But there is a strong dogma that genetics is not a factor in the observed disparity in measurable intelligence between sub-Saharan Black Africans and Ashkenazi Jews. This dogma doesn't have any scientific basis that I'm aware of;
The first step in addressing the question scientifically is determining whether the question even makes sense. You have to *establish that the question is valid* before answering it.
A hundred years ago scientists didn't know about DNA, couldn't characterize someone's genes. They went with what they could observe: skin color, hair, eye shape etc. And they came up with various compelling three race and five race schemes. But we aren't limited like they were. We can open up someone's genetic black box and characterize his heritage precisely. And when we did that all those compelling, intuitively obvious schemes fell apart.
The problem with the question you pose is that it makes no sense to lump all Sub-Saharan Africans into one "race". Most of the genetic diversity of the human race is in Sub-Saharan Africa. There are ethnic groups in Africa that have more genetic diversity than all human populations originating outside Africa *combined*. So we can't answer the question you pose because it's very assumptions contradict the facts.

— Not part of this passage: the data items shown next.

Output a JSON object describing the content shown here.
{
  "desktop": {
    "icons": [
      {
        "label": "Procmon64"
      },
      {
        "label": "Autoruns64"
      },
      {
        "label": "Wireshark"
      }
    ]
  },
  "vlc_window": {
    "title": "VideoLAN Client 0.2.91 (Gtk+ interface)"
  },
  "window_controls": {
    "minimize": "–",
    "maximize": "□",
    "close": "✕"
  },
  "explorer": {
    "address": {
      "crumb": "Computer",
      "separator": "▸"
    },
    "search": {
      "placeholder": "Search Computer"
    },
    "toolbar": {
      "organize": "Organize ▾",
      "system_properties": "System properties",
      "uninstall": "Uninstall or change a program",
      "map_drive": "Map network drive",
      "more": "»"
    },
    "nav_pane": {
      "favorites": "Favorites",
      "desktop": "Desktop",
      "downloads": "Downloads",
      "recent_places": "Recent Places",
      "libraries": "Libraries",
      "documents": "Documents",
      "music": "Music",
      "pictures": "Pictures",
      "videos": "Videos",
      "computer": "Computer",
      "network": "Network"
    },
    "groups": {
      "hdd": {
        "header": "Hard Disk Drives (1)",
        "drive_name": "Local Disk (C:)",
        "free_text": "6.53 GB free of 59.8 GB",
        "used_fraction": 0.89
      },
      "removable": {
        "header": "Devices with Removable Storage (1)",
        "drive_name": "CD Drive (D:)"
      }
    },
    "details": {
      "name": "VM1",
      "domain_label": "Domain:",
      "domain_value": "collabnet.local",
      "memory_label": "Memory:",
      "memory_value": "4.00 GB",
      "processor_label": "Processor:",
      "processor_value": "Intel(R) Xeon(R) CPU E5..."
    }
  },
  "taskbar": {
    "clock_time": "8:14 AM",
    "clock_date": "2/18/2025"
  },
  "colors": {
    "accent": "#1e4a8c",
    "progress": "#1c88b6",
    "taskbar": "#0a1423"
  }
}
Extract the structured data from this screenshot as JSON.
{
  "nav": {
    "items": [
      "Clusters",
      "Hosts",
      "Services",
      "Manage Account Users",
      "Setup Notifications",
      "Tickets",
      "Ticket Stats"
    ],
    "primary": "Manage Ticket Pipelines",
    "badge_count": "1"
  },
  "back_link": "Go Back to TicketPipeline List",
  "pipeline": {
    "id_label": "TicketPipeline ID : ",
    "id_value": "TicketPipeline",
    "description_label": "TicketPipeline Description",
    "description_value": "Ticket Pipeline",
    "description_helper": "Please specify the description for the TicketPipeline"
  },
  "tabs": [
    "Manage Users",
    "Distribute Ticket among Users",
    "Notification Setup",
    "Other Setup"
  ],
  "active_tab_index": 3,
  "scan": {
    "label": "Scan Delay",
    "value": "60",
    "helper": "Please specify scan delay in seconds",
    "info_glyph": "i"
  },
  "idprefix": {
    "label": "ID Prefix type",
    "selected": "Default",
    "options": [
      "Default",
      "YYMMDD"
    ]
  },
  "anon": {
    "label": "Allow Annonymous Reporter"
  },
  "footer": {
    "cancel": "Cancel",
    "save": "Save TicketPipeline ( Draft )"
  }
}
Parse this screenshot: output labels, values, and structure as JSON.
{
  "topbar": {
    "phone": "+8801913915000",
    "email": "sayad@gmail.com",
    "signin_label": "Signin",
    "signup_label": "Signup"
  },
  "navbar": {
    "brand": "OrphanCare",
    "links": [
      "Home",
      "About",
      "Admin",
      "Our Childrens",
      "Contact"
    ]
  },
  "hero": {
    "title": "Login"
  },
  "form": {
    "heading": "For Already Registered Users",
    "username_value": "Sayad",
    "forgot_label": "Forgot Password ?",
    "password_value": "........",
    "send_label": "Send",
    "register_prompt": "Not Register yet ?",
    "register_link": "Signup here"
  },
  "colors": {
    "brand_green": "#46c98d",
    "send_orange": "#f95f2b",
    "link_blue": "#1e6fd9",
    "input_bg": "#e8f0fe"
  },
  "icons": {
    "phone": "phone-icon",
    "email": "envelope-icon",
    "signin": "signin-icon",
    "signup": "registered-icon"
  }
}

If we were to divide humanity into five "great races", they'd probably end up being five *African* races, with the rest of the world tacked on in various ways. What's more it would turn out that there were *other* equally justifiable ways to construct five African races.
Race is like constellations. Humans *will* see patterns in complex, random data. Just because Orion *looks* like an object doesn't mean that the stars in Orion are linked by some process. But boy is that pattern ever compelling.